For Lauren, this year has provided one success after another. Aside from all the store openings, his fall women's collection was a smash hit. At the clothing's initial showing in the Grand Ballroom of Manhattan's Pierre Hotel, Lauren watched through a peephole backstage and his tawny-haired wife sat in the front row, wearing an ornately crested Polo blazer, as models taxied along the runway to the strains of Sinatra's The Lady Is a Tramp. The critical favorite of the day: a navy blue cashmere evening dress ($998) that was far more clingy, streamlined and sensuous than any Lauren has dared before. Another hit: a paisley skirt in shimmering panne velvet ($698), a striking companion piece to a sedate wool jacket ($598). Said Lauren after the show: "It all came together. This is the best I've ever felt."

Lauren's clothes generally pay homage to the kind of serene, idealized upper-class social milieu that the designer may have longingly imagined as a big-city youth. Lauren grew up in the 1940s and '50s in the Bronx's middle- class Mosholu Parkway section, the youngest of three boys and a girl born to Frank and Frieda Lifshitz. His father, an Orthodox Jewish immigrant from the Soviet city of Minsk, was a talented mural painter whose rendering of the Manhattan skyline still decorates the ceiling of a furriers' building lobby in the garment district.

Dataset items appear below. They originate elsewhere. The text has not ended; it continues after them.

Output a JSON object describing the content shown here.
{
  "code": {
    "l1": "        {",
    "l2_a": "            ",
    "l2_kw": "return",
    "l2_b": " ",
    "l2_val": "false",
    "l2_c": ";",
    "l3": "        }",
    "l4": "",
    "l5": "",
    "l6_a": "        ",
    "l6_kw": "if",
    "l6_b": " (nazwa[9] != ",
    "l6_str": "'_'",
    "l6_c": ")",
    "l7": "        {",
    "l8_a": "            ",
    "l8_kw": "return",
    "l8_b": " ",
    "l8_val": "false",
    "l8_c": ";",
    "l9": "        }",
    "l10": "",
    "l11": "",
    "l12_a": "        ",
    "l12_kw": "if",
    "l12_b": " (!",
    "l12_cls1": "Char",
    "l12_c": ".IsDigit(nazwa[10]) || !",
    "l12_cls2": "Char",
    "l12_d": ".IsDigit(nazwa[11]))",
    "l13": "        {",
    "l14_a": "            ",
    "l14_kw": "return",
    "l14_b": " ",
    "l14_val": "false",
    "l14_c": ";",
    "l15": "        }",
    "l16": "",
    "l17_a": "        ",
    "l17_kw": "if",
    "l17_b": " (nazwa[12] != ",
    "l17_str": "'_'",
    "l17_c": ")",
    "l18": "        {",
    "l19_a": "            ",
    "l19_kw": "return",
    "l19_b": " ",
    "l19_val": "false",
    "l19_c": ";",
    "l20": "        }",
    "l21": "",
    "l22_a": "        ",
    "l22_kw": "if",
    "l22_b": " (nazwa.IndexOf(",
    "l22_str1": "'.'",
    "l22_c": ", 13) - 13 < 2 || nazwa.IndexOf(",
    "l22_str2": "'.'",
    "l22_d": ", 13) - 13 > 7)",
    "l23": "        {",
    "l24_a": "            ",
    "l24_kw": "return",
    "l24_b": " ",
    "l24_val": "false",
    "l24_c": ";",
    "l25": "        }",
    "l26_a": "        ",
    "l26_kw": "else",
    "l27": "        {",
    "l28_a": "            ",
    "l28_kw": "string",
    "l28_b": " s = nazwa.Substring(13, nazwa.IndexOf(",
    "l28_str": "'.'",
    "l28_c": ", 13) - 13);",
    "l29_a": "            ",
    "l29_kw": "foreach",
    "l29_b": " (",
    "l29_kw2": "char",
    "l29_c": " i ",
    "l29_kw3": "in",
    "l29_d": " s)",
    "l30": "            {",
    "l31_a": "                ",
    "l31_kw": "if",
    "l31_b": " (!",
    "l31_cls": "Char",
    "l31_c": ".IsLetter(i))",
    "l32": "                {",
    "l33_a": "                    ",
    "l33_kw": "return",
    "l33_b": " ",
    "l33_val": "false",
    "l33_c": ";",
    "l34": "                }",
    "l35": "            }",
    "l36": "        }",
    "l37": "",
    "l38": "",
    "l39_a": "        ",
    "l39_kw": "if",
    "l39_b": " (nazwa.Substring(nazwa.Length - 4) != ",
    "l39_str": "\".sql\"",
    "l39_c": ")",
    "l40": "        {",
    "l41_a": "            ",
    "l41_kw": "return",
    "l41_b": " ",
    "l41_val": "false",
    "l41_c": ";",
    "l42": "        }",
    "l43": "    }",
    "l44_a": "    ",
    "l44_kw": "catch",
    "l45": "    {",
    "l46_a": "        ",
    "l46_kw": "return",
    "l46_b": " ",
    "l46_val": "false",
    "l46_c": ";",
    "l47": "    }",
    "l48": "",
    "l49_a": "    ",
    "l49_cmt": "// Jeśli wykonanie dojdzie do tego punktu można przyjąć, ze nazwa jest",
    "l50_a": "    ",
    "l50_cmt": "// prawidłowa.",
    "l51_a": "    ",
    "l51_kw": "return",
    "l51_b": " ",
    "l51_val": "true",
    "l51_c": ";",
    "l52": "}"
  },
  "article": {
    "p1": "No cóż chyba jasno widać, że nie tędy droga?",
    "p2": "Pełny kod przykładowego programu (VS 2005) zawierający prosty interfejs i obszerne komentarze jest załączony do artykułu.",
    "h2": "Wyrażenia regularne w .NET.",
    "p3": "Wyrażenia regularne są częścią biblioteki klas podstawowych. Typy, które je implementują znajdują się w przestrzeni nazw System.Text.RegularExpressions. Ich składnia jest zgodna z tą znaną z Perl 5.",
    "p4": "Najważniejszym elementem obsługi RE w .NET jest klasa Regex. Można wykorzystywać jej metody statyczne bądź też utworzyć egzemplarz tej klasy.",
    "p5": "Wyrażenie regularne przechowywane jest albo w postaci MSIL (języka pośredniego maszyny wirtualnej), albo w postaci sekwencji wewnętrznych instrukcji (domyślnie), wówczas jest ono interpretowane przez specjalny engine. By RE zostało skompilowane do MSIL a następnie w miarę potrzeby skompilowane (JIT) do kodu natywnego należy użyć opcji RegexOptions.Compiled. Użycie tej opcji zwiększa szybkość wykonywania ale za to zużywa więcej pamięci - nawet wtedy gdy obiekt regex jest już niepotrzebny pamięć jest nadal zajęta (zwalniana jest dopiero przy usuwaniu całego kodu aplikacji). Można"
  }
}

Young Ralph was preoccupied with basketball, stickball and the exploits of Joe DiMaggio and Mickey Mantle, but he started showing a flair for clothes in his early teens. "The kids I grew up with were wearing leather motorcycle jackets like Marlon Brando," he recalls. "But at the same time I saw there was a collegiate side of the world. I was inspired by it. I was always very preppie." Klein remembers that Lauren cut a distinctive figure in the neighborhood by mixing olive-drab Army clothes with tweeds. At 15, Ralph got his first fashion commission: to design red satin warm-up jackets for his baseball team.